Эми смотрела пустым взглядом.
– Понимаешь? Господь ответил мне. Он дал мне лучший подарок, о котором я только могла просить, – голос сестры. И если взамен Он хочет, чтобы я рассказала людям, что Он есть, – разве я могу отказаться? Разве я могу держать это в тайне? Раньше люди забирались на холм и говорили оттуда. А сейчас…
– Есть телевидение?
– Ну да.
– Но что, если… – медленно сказала Эми, – она не позвонит?
Кэтрин скрестила руки на столешнице.
– Позвонит.
Несколько секунд женщины молчали и разглядывали свои бокалы.
– Я соврала тебе, – пробормотала Эми.
– Когда?
– Когда сказала, что верю в Бога. На самом деле нет. Не верю.
Кэтрин медленно качнулась взад-вперед.
– Возможно, в пятницу ты уверуешь.
На следующий день Салли снова подгадал с визитом в «Дэвидсон и сыновья» так, чтобы Хораса не было на месте. Подождал, пока тот уедет. А потом шмыгнул в здание и по тихому коридору дошел до кабинета Марии.
– Снова здравствуйте, – сказал Салли, высунув голову из-за двери. – Хорас здесь?
– Ах, нет, уехал обедать, – ответила она. – Как неудачно вас затянуло в его режим питания.
– Я подожду.
– Уверены? Он только что уехал.
– У нас готовится важный выпуск. Ему должно понравиться наше предложение.
– О, могу себе представить.
– Дурдом, да? Что в городе творится.
– И не говорите. Сегодня двадцать минут добиралась до работы. А живу всего в килом…
Их прервал тихий звон колокольчиков. Мария посмотрела на маленький телевизор с камерами.
– Извините, – сказала она, вставая. – Я не знаю этих людей. Вдруг решат зайти? Дверь-то всегда открыта.
Несколько секунд спустя Салли уже был один.

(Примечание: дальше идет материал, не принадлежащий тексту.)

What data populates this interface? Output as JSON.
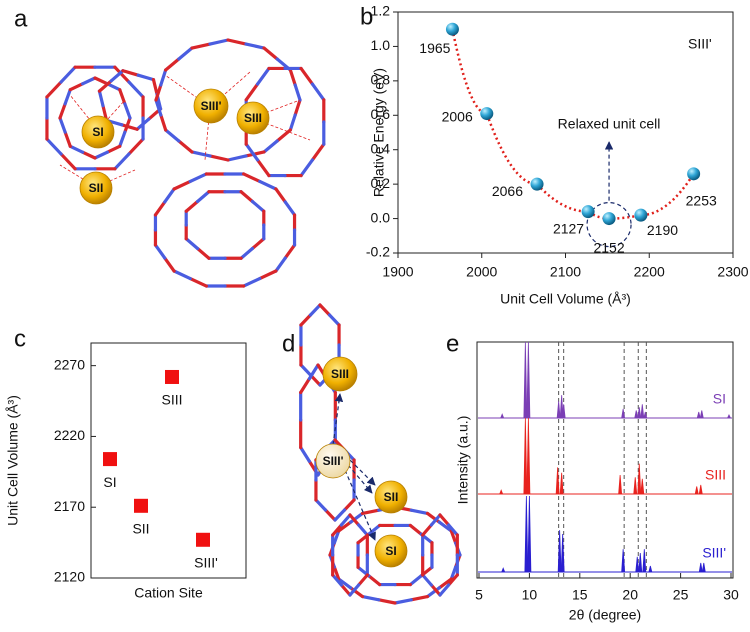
{
  "panel_labels": [
    "a",
    "b",
    "c",
    "d",
    "e"
  ],
  "diagram_a": {
    "sites": [
      "SI",
      "SII",
      "SIII'",
      "SIII"
    ]
  },
  "diagram_d": {
    "sites": [
      "SIII",
      "SIII'",
      "SII",
      "SI"
    ]
  },
  "chart_data": [
    {
      "type": "scatter",
      "x": [
        1965,
        2006,
        2066,
        2127,
        2152,
        2190,
        2253
      ],
      "values": [
        1.1,
        0.61,
        0.2,
        0.04,
        0,
        0.02,
        0.26
      ],
      "color": "#2fa6d6",
      "line_color": "#e0201b",
      "xlabel": "Unit Cell Volume (Å³)",
      "ylabel": "Relative Energy (eV)",
      "annotations": [
        "SIII'",
        "Relaxed unit cell"
      ],
      "xlim": [
        1900,
        2300
      ],
      "xticks": [
        1900,
        2000,
        2100,
        2200,
        2300
      ],
      "ylim": [
        -0.2,
        1.2
      ],
      "yticks": [
        -0.2,
        {
          "value": 0,
          "label": "0.0"
        },
        0.2,
        0.4,
        0.6,
        0.8,
        {
          "value": 1,
          "label": "1.0"
        },
        1.2
      ]
    },
    {
      "type": "scatter",
      "categories": [
        "SI",
        "SII",
        "SIII",
        "SIII'"
      ],
      "values": [
        2204,
        2171,
        2262,
        2147
      ],
      "color": "#f01010",
      "xlabel": "Cation Site",
      "ylabel": "Unit Cell Volume (Å³)",
      "ylim": [
        2120,
        2286
      ],
      "yticks": [
        2120,
        2170,
        2220,
        2270
      ]
    },
    {
      "type": "spectra",
      "xlabel": "2θ (degree)",
      "ylabel": "Intensity (a.u.)",
      "xlim": [
        5,
        30
      ],
      "xticks": [
        5,
        10,
        15,
        20,
        25,
        30
      ],
      "reference_lines": [
        12.9,
        13.4,
        19.4,
        20.8,
        21.6
      ],
      "series": [
        {
          "name": "SI",
          "color": "#7b3fb5",
          "x": [
            7.3,
            9.6,
            9.9,
            12.9,
            13.2,
            13.4,
            19.3,
            20.6,
            20.9,
            21.2,
            21.5,
            26.8,
            27.1,
            29.8
          ],
          "values": [
            5,
            100,
            100,
            22,
            30,
            18,
            12,
            10,
            14,
            18,
            8,
            8,
            10,
            4
          ]
        },
        {
          "name": "SIII",
          "color": "#e8231f",
          "x": [
            7.2,
            9.6,
            9.9,
            12.8,
            13.2,
            19.0,
            20.5,
            20.9,
            21.2,
            26.6,
            27.0
          ],
          "values": [
            5,
            100,
            100,
            35,
            28,
            25,
            22,
            40,
            20,
            10,
            12
          ]
        },
        {
          "name": "SIII'",
          "color": "#2a1fd0",
          "x": [
            7.4,
            9.7,
            10.0,
            13.0,
            13.3,
            19.3,
            20.7,
            21.0,
            21.4,
            22.0,
            27.0,
            27.3
          ],
          "values": [
            5,
            100,
            100,
            55,
            50,
            30,
            20,
            25,
            30,
            8,
            12,
            12
          ]
        }
      ]
    }
  ]
}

Он бросил взгляд на шкаф с бумагами. Дыхание участилось. Он пришел сюда выяснить, нет ли у кого-нибудь еще – например, у Элвуда Джупа – доступа к расшифровкам Марии, но внезапно получил возможность добраться до них самому. Салли никогда не воровал. Не было повода. Но сейчас он подумал о трансляции в пятницу, о человеке, шныряющем под окнами библиотеки, о странных вопросах от Элвуда – и о том, что ему, Салли, просто недоставало данных.
А у Марии они были.
Он глубоко вдохнул. Либо сейчас, либо никогда. Он прогнал из головы лица отца, матери, Жизели и Джулса, мысленно отворачиваясь от грозящей пальцем совести.
И выдвинул ящик.
Действуя быстро, он сумел отыскать почти все оригинальные расшифровки: «Джозеф, Ник», «Селлерс, Роберт», «Рафферти, Рут», «Баруа, Симона» и «Йеллин, Диана» – и вытащил из папок прямо перед тем, как услышал шаги Марии и посетителей. Он бесшумно задвинул ящик и защелкнул свой портфель. А потом вскочил и схватил пальто.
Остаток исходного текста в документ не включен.